エクソシスト 信じる者の社会のダストダスのレビュー・感想・評価

エクソシスト 信じる者(2023年製作の映画)
3.3
『エクソシスト』(1973)は観たことあるけど、知らなくても多分問題ないと思います。

今年は悪魔憑き系のホラー映画が『ヴァチカンのエクソシスト』と『死霊館のシスター 呪いの秘密』が公開され、それぞれが成功と呼べる成績を残したなか、評判があまり芳しくなかったこの『エクソシスト』の続編には不安を感じたものの、元祖の底力を見せて欲しいところだった。
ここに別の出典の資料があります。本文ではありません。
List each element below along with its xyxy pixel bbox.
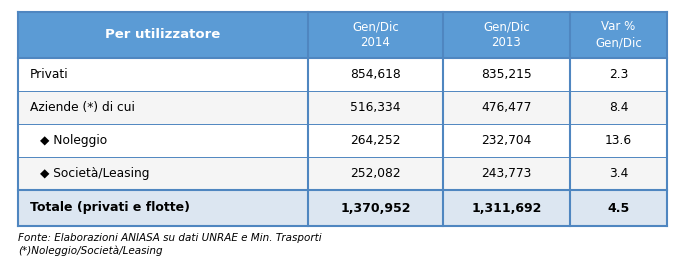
- Bar: [18, 124, 667, 157]
- Text: ◆ Società/Leasing: ◆ Società/Leasing: [40, 167, 149, 180]
- Bar: [18, 58, 667, 91]
- Text: ◆ Noleggio: ◆ Noleggio: [40, 134, 108, 147]
- Text: 2.3: 2.3: [609, 68, 628, 81]
- Text: 264,252: 264,252: [350, 134, 401, 147]
- Text: 516,334: 516,334: [350, 101, 401, 114]
- Text: Privati: Privati: [30, 68, 68, 81]
- Text: Fonte: Elaborazioni ANIASA su dati UNRAE e Min. Trasporti: Fonte: Elaborazioni ANIASA su dati UNRAE…: [18, 233, 322, 243]
- Text: Per utilizzatore: Per utilizzatore: [105, 29, 221, 41]
- Text: 476,477: 476,477: [482, 101, 532, 114]
- Text: 1,311,692: 1,311,692: [471, 202, 542, 215]
- Text: 3.4: 3.4: [609, 167, 628, 180]
- Text: 8.4: 8.4: [609, 101, 628, 114]
- Bar: [18, 157, 667, 190]
- Bar: [18, 190, 667, 226]
- Text: Var %
Gen/Dic: Var % Gen/Dic: [595, 21, 642, 49]
- Text: 232,704: 232,704: [482, 134, 532, 147]
- Text: Gen/Dic
2013: Gen/Dic 2013: [483, 21, 530, 49]
- Bar: [18, 12, 667, 58]
- Text: (*)Noleggio/Società/Leasing: (*)Noleggio/Società/Leasing: [18, 246, 162, 257]
- Text: 854,618: 854,618: [350, 68, 401, 81]
- Text: 835,215: 835,215: [481, 68, 532, 81]
- Text: 252,082: 252,082: [350, 167, 401, 180]
- Text: Aziende (*) di cui: Aziende (*) di cui: [30, 101, 135, 114]
- Text: 243,773: 243,773: [482, 167, 532, 180]
- Text: 4.5: 4.5: [608, 202, 630, 215]
- Text: 13.6: 13.6: [605, 134, 632, 147]
- Text: Totale (privati e flotte): Totale (privati e flotte): [30, 202, 190, 215]
- Bar: [18, 91, 667, 124]
- Text: 1,370,952: 1,370,952: [340, 202, 411, 215]
- Text: Gen/Dic
2014: Gen/Dic 2014: [352, 21, 399, 49]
可もなく不可もなく…というのが正直な感想だけど、酷評されるほどのものでもないかな。悪魔に憑りつかれるまでが少々長いけど、体感時間では同じくらいの尺のヴァチクソやシスターよりも短く感じた。同じ悪魔に二人同時憑依されるというのは面白い、子役二人の迫真の乗っ取られ演技もオリジナル版に迫るものがある。

ただ、3部作を前提とした作品のようで、本作だけでは消化不良な部分が遺してあることも事実。73年版を必ずしも観る必要はないけど、少女二人が失踪してから悪魔に憑かれるまでの3日間にどこで何があったのかや、何故正式な悪魔祓いをしなかったのかなど独立した作品としては完結してない。
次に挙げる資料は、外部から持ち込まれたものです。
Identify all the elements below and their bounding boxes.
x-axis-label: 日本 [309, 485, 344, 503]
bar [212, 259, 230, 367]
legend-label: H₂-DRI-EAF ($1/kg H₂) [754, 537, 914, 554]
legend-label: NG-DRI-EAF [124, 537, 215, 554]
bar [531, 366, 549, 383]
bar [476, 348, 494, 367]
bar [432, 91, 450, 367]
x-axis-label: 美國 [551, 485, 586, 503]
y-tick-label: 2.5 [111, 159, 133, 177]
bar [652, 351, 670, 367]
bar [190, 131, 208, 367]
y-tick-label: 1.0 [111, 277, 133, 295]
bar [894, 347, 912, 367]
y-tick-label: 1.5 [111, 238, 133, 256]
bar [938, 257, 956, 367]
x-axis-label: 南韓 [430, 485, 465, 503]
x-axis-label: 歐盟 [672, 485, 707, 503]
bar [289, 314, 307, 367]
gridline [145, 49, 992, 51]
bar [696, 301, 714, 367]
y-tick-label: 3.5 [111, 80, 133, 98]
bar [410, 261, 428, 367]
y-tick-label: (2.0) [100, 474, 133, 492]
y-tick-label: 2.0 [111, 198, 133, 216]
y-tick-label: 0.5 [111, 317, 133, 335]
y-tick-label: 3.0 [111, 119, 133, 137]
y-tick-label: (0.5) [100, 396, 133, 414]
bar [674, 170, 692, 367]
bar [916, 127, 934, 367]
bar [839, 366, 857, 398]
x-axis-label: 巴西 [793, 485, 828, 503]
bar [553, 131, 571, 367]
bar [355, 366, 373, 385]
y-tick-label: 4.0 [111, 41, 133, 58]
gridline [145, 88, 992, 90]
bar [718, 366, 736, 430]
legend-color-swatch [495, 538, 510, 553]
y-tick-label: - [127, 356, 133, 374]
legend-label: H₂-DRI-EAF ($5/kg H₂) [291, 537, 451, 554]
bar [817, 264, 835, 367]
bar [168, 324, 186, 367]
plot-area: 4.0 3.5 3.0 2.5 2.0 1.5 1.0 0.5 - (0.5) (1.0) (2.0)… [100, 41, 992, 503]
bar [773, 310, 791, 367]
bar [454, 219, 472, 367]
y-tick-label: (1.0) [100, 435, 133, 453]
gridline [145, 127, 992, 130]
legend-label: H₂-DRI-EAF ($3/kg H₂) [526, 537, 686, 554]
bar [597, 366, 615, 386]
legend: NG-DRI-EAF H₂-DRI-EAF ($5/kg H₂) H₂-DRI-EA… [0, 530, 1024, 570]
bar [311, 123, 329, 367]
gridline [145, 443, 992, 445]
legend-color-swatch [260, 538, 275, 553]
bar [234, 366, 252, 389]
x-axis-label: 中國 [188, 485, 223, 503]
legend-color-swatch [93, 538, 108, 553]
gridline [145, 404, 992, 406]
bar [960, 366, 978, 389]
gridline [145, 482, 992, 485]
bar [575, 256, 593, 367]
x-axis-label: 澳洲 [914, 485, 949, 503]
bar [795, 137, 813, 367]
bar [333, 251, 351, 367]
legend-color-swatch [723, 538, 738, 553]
現代においても正式な悪魔祓いにはローマ教皇からの許可が必要だというのは面白い。『死霊館』シリーズとかだと許可を待っている間に状態が悪化して決行するみたいなのがお約束だけど、今の時代なら 神父「悪魔祓いしていいー?」 教皇「いいよー」でLineでそのやり取りは1分で終わりそうである。

エクソシストといったらコレの首が180度後ろに曲がるやつが、応用パターンで出てきたときは怖さよりも嬉しさが勝った。舞台設定を現代にした悪魔祓いの作品もあまりないので、二人の心電図がシンクロしている描写なども斬新で面白かった。子供二人を交互に使って悪魔が喋るのも不気味で良い。

最後あれだけ警察集まって来ちゃってるけど、“悪魔のせいなら無罪”で通せるのだろうか。